In short, Sydney is a city that refuses to sleep. Even when it probably has every right to, given the effort it puts in for the big night before.

What to do today then? With my one track mind, a cursory glance at the sporting calendar would surely provide the answer.

The one or two token fixtures in response did little to stir the soul here. Back home, New Year’s Day is one big day of sport, a day chock full of football, rugby, racing and loads more besides. However, in Australia, New Year sport; Where the bloody hell are ya?

I’ve thought of little else since the news came through, like a love note from Blighty to the front, that my beloved Hatters have made it to the top of the table. It will go wrong, it always has, it always does. But for now, I’m passing Hope that gun again.

My team are at home to Barnet later, yet another test of our title winning credentials. That we are where we are is due to the part manager John Still has played in getting there. When he took over it was a shambles. Now we’re playing winning football. The players are behind him, the board are behind him and, pleasingly, the supporters, always a notoriously fickle lot at Kenilworth Road, are behind him too.

On the pitch, we are indebted to the goals of Andre Gray, the industry of Luke Guttridge, but also to our defensive lynchpin Steve McNulty.

Steve McNulty. The first time I saw him play he got sent off. Ignominiously.

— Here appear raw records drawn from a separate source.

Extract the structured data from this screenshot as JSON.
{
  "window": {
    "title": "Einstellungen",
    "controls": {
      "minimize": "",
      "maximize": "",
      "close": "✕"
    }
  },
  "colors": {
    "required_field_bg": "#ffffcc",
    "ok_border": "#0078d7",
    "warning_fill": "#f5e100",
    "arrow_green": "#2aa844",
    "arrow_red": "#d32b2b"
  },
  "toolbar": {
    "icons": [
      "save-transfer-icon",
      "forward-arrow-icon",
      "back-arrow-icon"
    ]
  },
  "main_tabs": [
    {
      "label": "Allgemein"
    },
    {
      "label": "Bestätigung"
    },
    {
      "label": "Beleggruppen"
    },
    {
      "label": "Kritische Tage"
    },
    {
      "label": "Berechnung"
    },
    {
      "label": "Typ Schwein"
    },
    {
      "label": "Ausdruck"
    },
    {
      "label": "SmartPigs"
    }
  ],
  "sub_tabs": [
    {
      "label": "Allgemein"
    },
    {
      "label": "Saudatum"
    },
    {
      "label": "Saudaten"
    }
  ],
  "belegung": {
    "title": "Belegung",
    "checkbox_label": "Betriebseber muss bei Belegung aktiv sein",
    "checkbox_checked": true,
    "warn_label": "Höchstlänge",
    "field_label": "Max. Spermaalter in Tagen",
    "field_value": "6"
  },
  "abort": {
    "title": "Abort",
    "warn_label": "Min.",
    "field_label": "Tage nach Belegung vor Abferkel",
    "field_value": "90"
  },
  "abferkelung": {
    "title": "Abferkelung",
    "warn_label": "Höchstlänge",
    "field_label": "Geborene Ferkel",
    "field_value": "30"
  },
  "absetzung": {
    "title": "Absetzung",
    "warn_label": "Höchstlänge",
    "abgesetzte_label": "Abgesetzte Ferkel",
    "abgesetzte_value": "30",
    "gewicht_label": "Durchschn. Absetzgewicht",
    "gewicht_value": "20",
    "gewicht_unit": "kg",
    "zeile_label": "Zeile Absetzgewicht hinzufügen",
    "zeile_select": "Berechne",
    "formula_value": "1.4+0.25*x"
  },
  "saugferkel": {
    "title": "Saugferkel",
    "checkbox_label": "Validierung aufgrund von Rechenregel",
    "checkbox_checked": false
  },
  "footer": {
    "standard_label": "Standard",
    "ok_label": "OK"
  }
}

I have also seen him arrow, Keith Houchen-like, a diving header into the back of the net. Past his own keeper.

Standing squatly, with his closely cropped grey hair and his Sunday League pot belly, he looks nothing like a professional footballer. Indeed, when the Queen meets McNulty (when surely she will) to bestow honours, she’ll doubtless asks him ‘what does he do’. She’ll probably ask him again straight away.

Yet despite his un-athletic exterior, our McNulty is a leader of men. To watch him cajole a young defensive partner through a match is like watching the master, Tony Adams, back at work again. He knows the game inside out, as befits a man of fourteen stone, he uses his cunning to read situations and outwit opponents. Bedecked in Luton Orange, his long passes make him look like the Ronald Koeman of the lower leagues. And he’s capable of this as well.

http://www.youtube.com/watch?v=YBvWs_8ElxM

Honestly. Just watch it again. It’s preposterously brilliant.

If Messi or Ronaldo had done that they’d be playing it on a loop on Sky Sports News.

So, play well Luton. Not just today, but every match day here on in.

2014 is a big year for us. Come on you Hatters.